= Miss Fortune (opera) =

Miss Fortune is an opera by Judith Weir based on a Sicilian fable.

On 21 July 2011, Miss Fortune premiered at the Bregenz Festival in Austria as Miss Fortune (Achterbahn). It was a co-production with the Royal Opera, Covent Garden, London, and was written in English.

The opera reworks a Sicilian folktale as a contemporary parable. Gerhard R. Koch, writing in the Frankfurter Allgemeine newspaper on 25 July, had these observations:
The music of Judith Weir, who also wrote the libretto for her opera, is neither avant-garde nor experimental but has a highly distilled folkloric style with cantabile voices similar to that of Britten without becoming retrospective. Tonality and atonality are not applied in a strictly antithetical manner, therefore the ideas of the American minimalists Reich and Riley are very present. This music has colour and a rhythmic pulse; it creates characteristic sounds without losing itself in descriptive patterns.

Miss Fortune moved to London in March 2012, garnering at least two negative reviews.
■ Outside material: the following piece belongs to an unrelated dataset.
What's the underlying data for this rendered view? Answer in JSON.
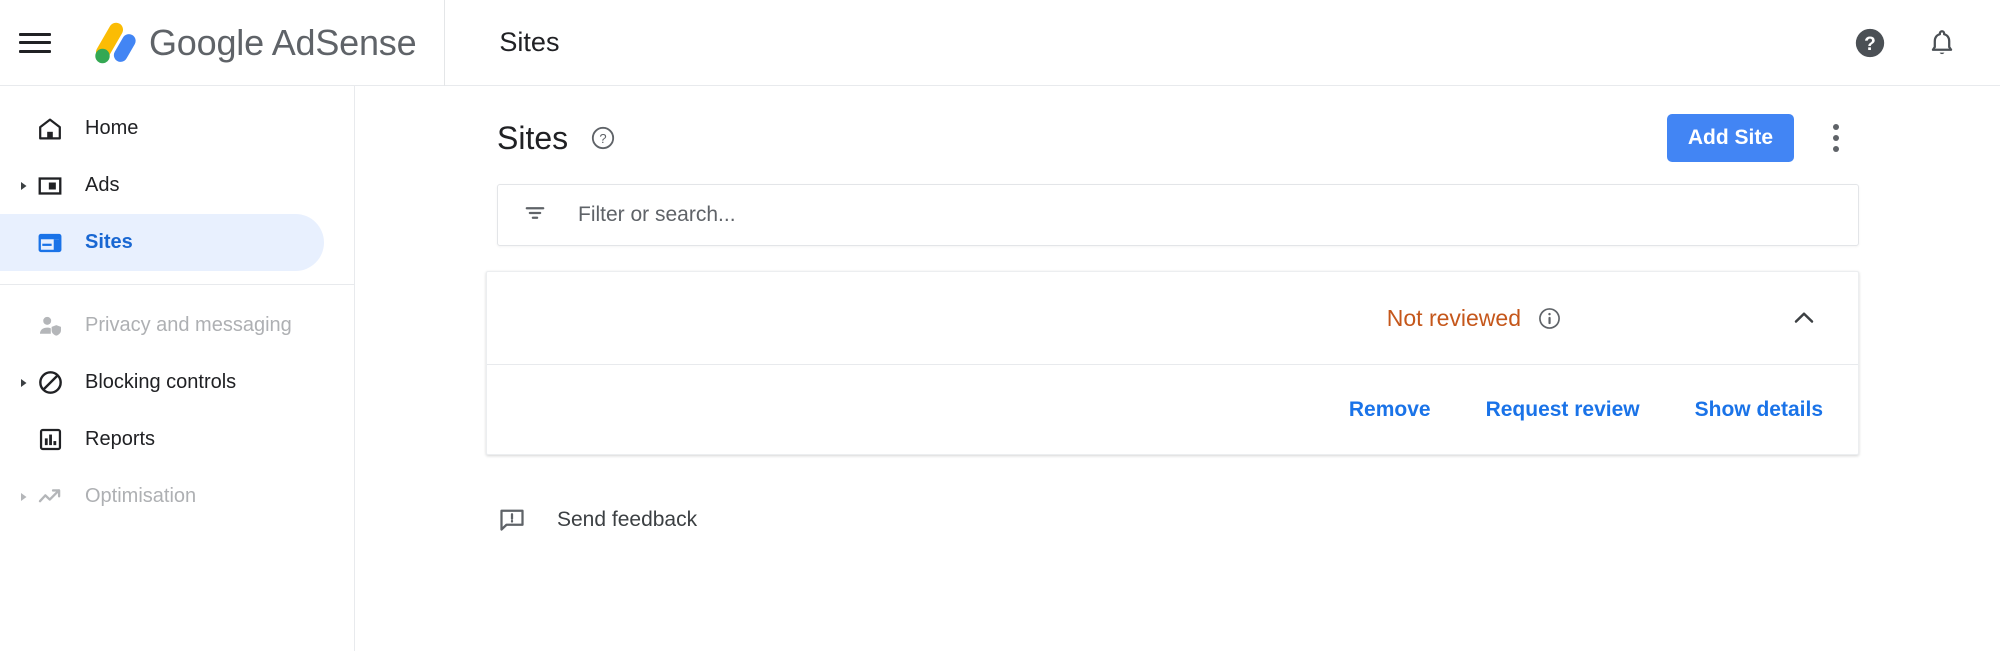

Edward Seckerson in The Independent wrote of "Miss Fortune in name and deed" and described the opera as "silly and naive" and "a waste of talent and resources", with a libretto that "vacillates between the banal and the unintentionally comedic (or is that irony?), full of truisms and clunky metaphors" and "about as streetwise as a visitor from Venus". Andrew Clements wrote in The Guardian of "a long two hours in the opera house" with scenes that "follow like cartoonish tableaux, without real characterisation, or confrontation, and without suggesting a dramatic shape", and also criticised the "twee rhyming couplets and inert blank verse" of Weir's libretto.

The American premiere of Miss Fortune was originally planned in 2011 by the Santa Fe Opera to be a part of its 2014 season, but it was announced in the summer of 2012 that the opera was to be replaced by the North American premiere of Huang Ruo's Dr. Sun Yat-sen.